After six decades, Rosa Durán Velázquez's ears still hear the phrase chanted by an army of literacy educators at the rally where Cuba was declared an Illiteracy Free Territory on December 22, 1961: “Fidel, tell us what else we have to do”, premonitory words of the Cuban people's decision to wage epic battles against injustice and inequality and, for many of the participants, the beginning of a life dedicated to teaching. That’s how this 75-year-old educator feels about it.
Retired and reinstated at the Ernesto Guevara Pre-University Institute of Exact Sciences, where she has worked for 43 years, she recalls the 14-year-old girl from the city of Santa Clara who decided to join the Conrado Benítez brigades.

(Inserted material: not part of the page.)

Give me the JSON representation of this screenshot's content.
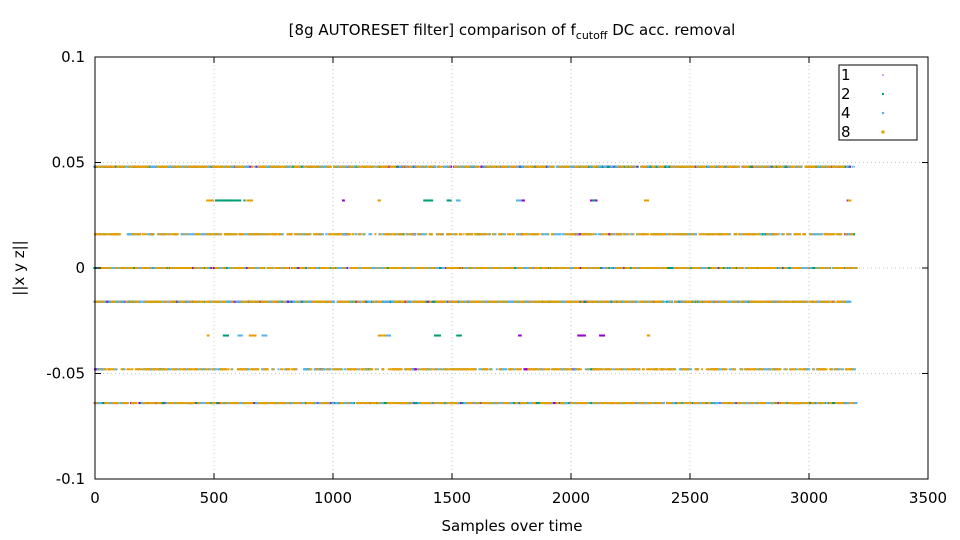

Together with her sister, she filled out the forms and soon found herself at Varadero Beach, wearing olive green pants and a gray shirt and carrying a lantern as she received instructions about the primer and the manual, because despite every counterrevolutionary threat the brigadistas stood their ground, she assures.
Near today’s Heriberto Duquesne sugar mill, in central Cuba, she witnessed the joy of the peasants who welcomed them and learned of the existence of bandits who wanted to stop the National Literacy Campaign. She also experienced the unassuming and hospitable nature of these people in the countryside who could not read or write, who called the brigadistas teachers even if they were still teenagers, and everything they did to protect them.
She taught several of them to read and write, whereas others only managed to trace their first and last names. These were very exciting moments that shaped her future profession.
“I know that at some point I will have to leave the classroom, but my students are my life,” she said. “I get along with them, despite the age differences, and for as long as I have the strength I will be faithful to the commitments we made on December 22, 1961.”